Yet antoher iconic piece from the imaginary Top 100 Guitar Pedals list: the Electro-Harmonix Big Muff Pi. Most guitarists try this too during their life. The characteristics are the high gain with solid, compressed, sometimes violin-like sound. Very popular among stoner and grunge musicians, but such classical rock guitarists like David Gilmour and Pete Townshend used it too. There is a very good webpage ot there on the internet where you can learn everything about the history of this pedal and its different incarnations: Kit Rae’s Big Muff Page.
Today’s post is a bit about stealing something from everyone :) So instead of trying to analyse the circuit with my poor knowledge I rely on the professionals and let me refer to the Electrosmash page, where besides the Big Muff Pi analysis there are many other guitar effects analysed. As you can see the schematic does not contain values. The reason is that I wanted to create a PCB layout that can be used for many versions, not only a specific one. The values can be found in the build docu for several well known versions.

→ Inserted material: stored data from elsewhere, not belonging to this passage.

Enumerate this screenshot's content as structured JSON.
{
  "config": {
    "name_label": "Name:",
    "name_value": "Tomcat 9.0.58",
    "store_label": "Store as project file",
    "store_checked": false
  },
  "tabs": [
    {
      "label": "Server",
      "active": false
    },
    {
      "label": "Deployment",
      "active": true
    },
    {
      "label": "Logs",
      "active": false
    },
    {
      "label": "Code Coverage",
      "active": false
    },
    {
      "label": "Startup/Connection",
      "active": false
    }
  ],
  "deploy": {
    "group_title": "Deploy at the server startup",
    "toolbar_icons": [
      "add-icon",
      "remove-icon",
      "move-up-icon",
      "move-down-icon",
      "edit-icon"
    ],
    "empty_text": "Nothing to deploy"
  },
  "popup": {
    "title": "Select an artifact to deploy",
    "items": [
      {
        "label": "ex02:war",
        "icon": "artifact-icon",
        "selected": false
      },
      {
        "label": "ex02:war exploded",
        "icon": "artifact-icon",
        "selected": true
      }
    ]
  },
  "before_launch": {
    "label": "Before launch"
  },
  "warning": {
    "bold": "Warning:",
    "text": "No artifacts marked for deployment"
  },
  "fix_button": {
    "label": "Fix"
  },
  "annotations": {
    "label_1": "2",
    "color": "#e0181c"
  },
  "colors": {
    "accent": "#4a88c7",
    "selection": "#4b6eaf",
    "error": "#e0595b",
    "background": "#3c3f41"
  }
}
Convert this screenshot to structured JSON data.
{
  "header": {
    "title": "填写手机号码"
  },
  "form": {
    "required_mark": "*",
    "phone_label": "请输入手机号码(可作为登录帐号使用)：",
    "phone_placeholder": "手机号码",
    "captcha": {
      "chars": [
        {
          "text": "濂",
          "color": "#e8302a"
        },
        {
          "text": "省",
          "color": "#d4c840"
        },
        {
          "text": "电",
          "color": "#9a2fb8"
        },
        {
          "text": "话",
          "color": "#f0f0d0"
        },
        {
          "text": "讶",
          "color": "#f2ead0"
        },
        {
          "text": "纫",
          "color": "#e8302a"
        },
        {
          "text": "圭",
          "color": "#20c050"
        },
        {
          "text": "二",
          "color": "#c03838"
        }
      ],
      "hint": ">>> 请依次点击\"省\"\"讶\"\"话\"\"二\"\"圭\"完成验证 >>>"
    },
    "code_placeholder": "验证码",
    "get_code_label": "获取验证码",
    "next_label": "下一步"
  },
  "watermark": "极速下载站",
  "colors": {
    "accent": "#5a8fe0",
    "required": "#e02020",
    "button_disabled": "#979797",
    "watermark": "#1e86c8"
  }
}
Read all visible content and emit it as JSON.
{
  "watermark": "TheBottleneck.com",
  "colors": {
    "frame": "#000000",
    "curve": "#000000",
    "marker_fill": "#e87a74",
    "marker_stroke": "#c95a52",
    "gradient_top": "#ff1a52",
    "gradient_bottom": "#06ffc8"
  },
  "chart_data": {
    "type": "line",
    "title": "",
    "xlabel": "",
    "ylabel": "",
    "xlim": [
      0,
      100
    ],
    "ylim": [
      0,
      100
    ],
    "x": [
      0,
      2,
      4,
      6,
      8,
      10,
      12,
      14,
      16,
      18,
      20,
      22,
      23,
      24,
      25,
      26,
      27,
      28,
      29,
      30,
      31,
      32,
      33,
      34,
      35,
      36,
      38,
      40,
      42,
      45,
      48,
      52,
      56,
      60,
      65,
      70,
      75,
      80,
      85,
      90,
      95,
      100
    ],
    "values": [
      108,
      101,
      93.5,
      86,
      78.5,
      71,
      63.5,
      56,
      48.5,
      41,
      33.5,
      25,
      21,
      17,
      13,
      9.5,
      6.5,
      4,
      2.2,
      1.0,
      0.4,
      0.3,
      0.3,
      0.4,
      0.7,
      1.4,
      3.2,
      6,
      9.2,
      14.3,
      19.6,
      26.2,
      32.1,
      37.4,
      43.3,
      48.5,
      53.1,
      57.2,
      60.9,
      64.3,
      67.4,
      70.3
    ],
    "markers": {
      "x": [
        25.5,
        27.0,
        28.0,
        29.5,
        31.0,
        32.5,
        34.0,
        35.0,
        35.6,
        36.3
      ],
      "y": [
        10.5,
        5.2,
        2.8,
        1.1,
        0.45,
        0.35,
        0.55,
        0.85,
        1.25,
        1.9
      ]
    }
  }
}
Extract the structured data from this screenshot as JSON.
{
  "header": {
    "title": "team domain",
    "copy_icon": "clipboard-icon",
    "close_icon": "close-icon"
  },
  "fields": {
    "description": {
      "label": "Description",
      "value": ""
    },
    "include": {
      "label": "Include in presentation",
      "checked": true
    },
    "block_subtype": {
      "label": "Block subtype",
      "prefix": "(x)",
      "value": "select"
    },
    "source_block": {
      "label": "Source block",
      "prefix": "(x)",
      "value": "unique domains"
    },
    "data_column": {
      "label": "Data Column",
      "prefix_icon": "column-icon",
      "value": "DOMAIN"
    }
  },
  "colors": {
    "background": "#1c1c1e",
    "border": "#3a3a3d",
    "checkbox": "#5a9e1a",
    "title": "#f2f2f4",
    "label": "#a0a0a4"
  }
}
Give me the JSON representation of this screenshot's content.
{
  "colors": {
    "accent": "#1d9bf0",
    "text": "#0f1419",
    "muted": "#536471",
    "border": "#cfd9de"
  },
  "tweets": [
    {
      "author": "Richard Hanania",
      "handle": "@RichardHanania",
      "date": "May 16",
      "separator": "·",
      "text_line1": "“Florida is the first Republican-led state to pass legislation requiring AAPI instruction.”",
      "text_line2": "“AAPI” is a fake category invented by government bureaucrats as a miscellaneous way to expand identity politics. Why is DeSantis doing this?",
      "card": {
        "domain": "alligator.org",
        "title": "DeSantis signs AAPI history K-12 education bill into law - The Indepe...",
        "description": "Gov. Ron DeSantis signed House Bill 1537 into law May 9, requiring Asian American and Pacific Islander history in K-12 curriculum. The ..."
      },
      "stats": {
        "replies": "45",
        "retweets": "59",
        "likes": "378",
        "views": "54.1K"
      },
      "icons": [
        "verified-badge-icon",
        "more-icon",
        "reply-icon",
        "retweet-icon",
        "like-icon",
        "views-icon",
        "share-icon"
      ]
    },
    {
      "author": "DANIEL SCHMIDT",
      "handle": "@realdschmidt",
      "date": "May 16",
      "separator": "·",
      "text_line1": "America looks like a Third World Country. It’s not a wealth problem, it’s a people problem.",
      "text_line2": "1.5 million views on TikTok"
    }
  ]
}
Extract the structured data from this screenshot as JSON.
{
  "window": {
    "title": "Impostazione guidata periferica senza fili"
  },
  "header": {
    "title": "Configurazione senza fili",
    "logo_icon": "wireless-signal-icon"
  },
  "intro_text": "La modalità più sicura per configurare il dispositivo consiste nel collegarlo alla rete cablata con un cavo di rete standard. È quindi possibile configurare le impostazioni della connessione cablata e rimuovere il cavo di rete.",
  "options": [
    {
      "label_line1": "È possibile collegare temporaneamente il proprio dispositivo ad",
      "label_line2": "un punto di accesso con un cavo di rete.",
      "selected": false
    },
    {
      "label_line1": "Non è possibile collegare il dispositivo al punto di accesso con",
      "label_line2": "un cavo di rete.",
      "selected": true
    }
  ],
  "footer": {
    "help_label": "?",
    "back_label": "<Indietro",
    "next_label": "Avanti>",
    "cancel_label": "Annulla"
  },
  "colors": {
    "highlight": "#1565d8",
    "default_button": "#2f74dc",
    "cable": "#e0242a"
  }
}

I would like to talk a bit more in depth about the tone stack though. This is a famous one and is also often referred to as the “BMP (Big Muff Pi) tone stack”. At its very basics it is a low-pass and a high-pass filter where the output of the both goes to a mix pot (the Tone pot). In the original BMP versions this tone stack provides a “scooped mid” frequency response. I don’t like it too much as it tends to get lost in the mix, especially if there are other guitars too. With varying the values in the tone stack one can of course get a nearly linear frequency response or a bit of mid boost as well. I like these options much more. In my builds I tend to add a switchable option to switch a second cap in paralel to the original C10 (4nF) with the values of 6.8nF (giving 10.8nF in total and resulting in a “flat” frequency response) or of 22nF (giving 26nF in total and resulting in a slight boost in the low mids).
From these frequency responses it is also visible that by changing one of the filters (in this case the high-pass filter) one also changes the signal level pretty much. It is also worth mentioning that the BMP tonestack is known to suck quite a lot of the signal level, that’s the main reason for having the last transistor stage which compensates for this signal level drop.
There are two easy fields to mod a Big Muff: the clipping diodes and the transistors.
As usual I always encourage people to try as many clipping diode configurations as possible where these are used. I have tried quite a few Big Muff relatives, some used LEDs and some even FETs as clipping diodes. The change is not huge, though in general the Ge and Schottky diodes tend to result too much compression for my taste. LEDs give you a more open sound.
Changing the transistors gives you a bigger change in tone. For me the winner is the good ole’ 2N5088 or if I want a more saturated and compressed sound, then the MPSA18. For the Russian versions I prefer the lower hFE transistors.